FICTION ET HISTOIRE

J’ai été invitée à participer à l’émission de télévision Des mots de minuit de Philippe Lefait. Elle devrait être diffusée dans la nuit du mercredi 10 au jeudi 11 février, à 0H35, sur France 2.

L’enregistrement a eu lieu le mercredi 3 février dans la soirée. Une soirée merveilleuse, parce qu’elle a été pour moi l’occasion de rencontrer Claude Parent, l’architecte. Une vraie rencontre, avec échanges et complicité spontanée. Et rendez vous a été pris pour prolonger ce moment de grâce : le lundi 8 mars, à 19 heures, à la Cité de l’architecture, nous ferons une conférence commune sur la ville, un architecte, un écrivain, que du bonheur en perspective.

Autre moment de plaisir, les questions précises, documentées de Philippe Lefait m’ont amenée à préciser la façon dont je voyais les rapports entre Histoire et fiction un thème qui revient très souvent dans les rencontres avec les lecteurs, sous la forme : Pourquoi êtes vous passée de l’Histoire à la fiction ?

Réponse : Parce que j’ai la conviction que le roman est bien plus puissant que l’essai historique.
Si l’essai historique fait appel à la preuve, au fait établi, et à la raison, le roman, lui, attrape le lecteur, le fait vivre avec les personnages, dans l’émotion et la sensation. C’est une expérience qui laisse au lecteur des traces autrement plus fortes.

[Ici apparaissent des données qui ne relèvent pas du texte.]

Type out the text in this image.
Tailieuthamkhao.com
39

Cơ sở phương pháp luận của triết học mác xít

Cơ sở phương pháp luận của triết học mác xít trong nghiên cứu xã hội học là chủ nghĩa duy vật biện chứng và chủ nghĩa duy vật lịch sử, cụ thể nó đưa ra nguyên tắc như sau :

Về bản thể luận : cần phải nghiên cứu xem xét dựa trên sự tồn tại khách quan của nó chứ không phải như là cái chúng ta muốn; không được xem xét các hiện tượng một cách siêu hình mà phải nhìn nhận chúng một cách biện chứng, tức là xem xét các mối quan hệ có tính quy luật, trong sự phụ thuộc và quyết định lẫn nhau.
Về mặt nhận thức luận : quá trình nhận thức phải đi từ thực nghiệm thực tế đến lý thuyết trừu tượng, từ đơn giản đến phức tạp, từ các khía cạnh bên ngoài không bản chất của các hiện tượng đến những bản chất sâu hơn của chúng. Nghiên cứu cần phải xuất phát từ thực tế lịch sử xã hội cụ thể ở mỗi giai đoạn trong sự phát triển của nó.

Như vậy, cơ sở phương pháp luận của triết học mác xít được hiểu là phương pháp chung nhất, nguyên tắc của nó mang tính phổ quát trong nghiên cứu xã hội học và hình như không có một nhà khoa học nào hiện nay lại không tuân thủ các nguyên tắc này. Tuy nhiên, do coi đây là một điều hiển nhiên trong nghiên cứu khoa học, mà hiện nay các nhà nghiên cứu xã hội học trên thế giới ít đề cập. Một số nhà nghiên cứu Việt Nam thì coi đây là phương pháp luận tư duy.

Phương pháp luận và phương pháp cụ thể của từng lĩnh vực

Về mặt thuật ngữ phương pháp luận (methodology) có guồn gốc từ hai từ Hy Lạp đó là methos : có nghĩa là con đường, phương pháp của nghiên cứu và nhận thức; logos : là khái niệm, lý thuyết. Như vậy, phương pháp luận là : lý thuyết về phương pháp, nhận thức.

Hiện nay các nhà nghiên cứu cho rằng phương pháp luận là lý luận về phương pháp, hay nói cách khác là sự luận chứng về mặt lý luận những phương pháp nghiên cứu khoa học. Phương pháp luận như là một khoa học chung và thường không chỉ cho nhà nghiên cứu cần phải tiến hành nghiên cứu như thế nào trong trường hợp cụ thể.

Dans mon travail, j’utilise très largement les études historiques. Quand j’ai choisi le sujet de mon roman, le « moment » auquel se déroule l’histoire, je commence toujours par lire des travaux d’historiens, des journaux de l’époque, des témoignages divers. Puis je construis le « cadre historique » de mon récit. Je choisis les faits historiques que je conserve, ceux que j’élimine, mais sans jamais trafiquer ceux que je garde. Il m’arrive de garder des personnages qui ont réellement existé, Mitterrand dans plusieurs de mes romans, Lafond dans Le Corps Noir, d’autres encore, mais toujours comme des personnages très secondaires, la couleur locale en quelque sorte, et ils ont toujours dit ou fait ce que je leur fais dire ou faire. Scrupules d’historienne, on ne se refait pas. Une fois ce cadre construit « à ma main », je passe à la fiction, j’invente totalement mes personnages. Je travaille, là encore, sur une masse de documents, de témoignages, de rencontres, mais en toute liberté, aux antipodes d’un roman à clés. Je sélectionne, je coupe, je condense, je recrée, je déplace, j’invente, tous les moyens de l’écriture romanesque, pour faire plus vrai que vrai, pour embarquer le lecteur, tenter de le toucher au cœur et à l’estomac, de le faire vivre lui même, à la première personne, ce qui se passe dans le livre. Et le faire vivre dans les lieux de l’action, pour faire écho à la discussion avec Claude Parent.

L’écriture romanesque est un lieu de liberté. Bien d’autres démarches sont possibles. Ce qui me semble important, c’est la maîtrise qu’en a l’auteur.